O ex-CEO do Google, Eric Schmidt, resumiu o caso quando disse à revista Atlantic que vale a pena correr os riscos da IA, porque “se você pensar nos maiores problemas do mundo, eles são todos realmente difíceis – mudança climática, organizações humanas e assim por diante. Portanto, eu sempre quero que as pessoas sejam mais inteligentes”.19

De acordo com essa lógica, o fracasso em “resolver” grandes problemas como a mudança climática se deve a um déficit de inteligência. Não importa que pessoas inteligentes, cheias de PhDs e prêmios Nobel, digam aos nossos governos há décadas o que precisa acontecer para sairmos dessa bagunça: reduzir nossas emissões, deixar o carbono no solo, combater o consumo excessivo dos ricos e o subconsumo dos pobres, porque nenhuma fonte de energia é isenta de custos ecológicos.

A razão pela qual esse conselho muito inteligente foi ignorado não é devido a um problema de compreensão de leitura ou porque, de alguma forma, precisamos de máquinas para pensar por nós.

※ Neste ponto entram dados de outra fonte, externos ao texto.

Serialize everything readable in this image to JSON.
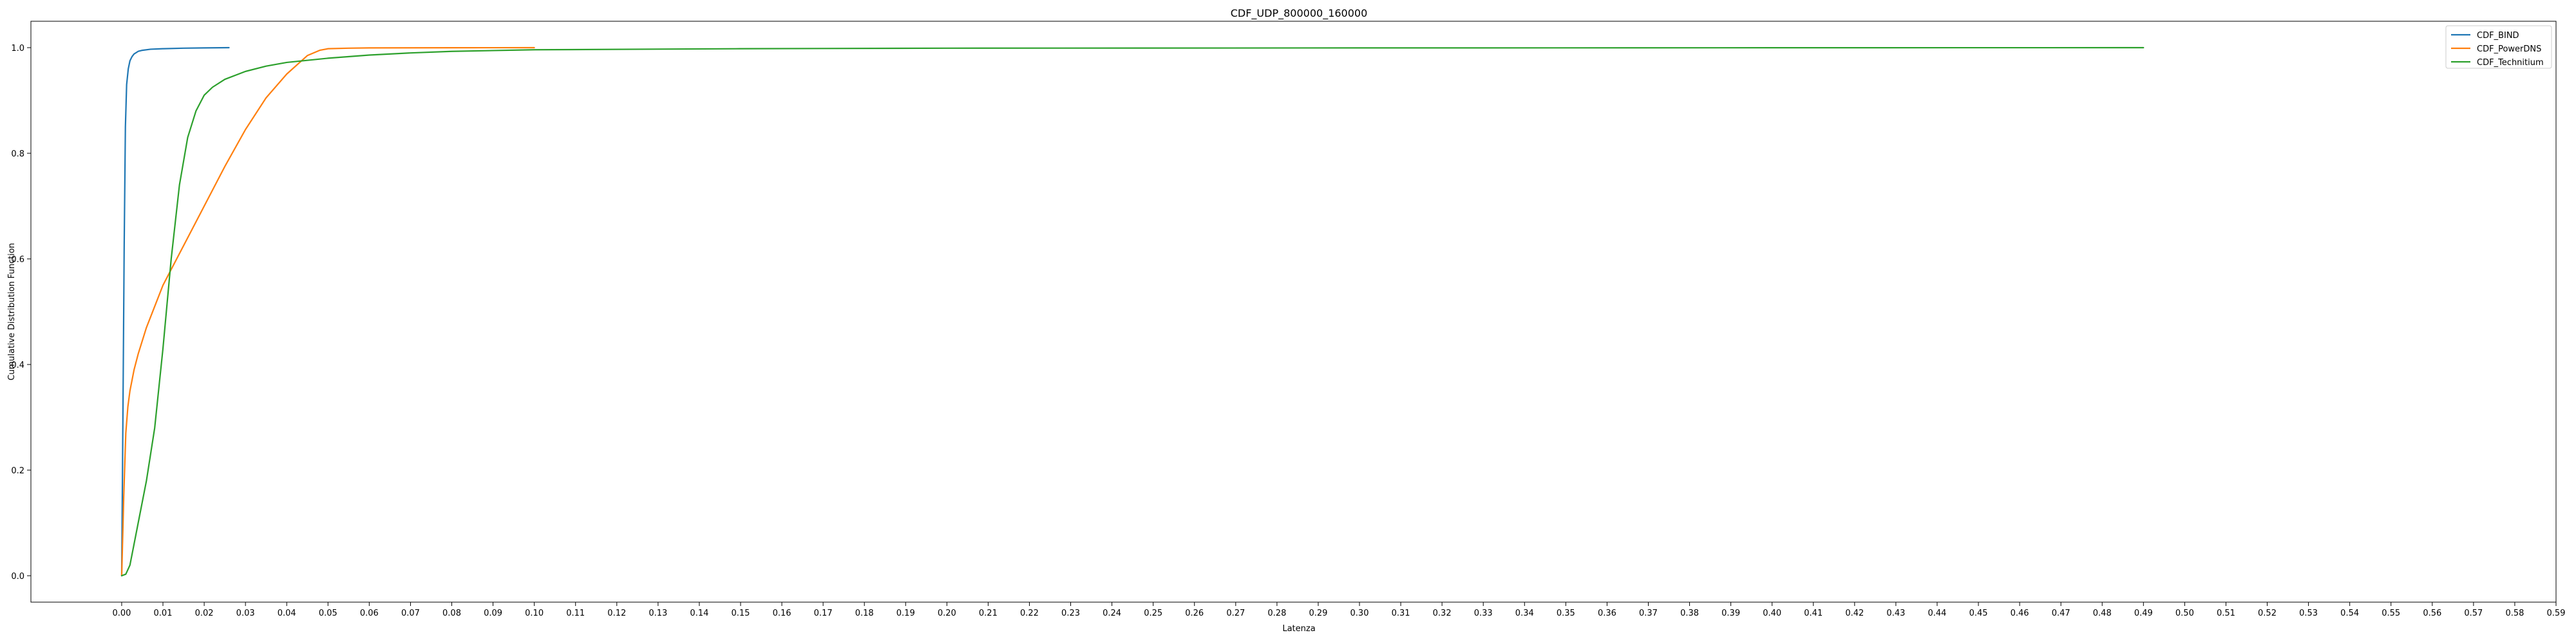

É porque fazer o que a crise climática exige de nós encalharia trilhões de dólares em ativos de combustíveis fósseis, ao mesmo tempo em que desafiaria o modelo de crescimento baseado no consumo, que é o coração de nossas economias interconectadas.20 A crise climática não é, de fato, um mistério ou um enigma que ainda não resolvemos devido a conjuntos de dados insuficientemente robustos. Sabemos o que seria necessário, mas não é uma solução rápida – é uma mudança de paradigma. Esperar que as máquinas cuspam uma resposta mais palatável e/ou rentável não é uma cura para esta crise, é mais um sintoma dela.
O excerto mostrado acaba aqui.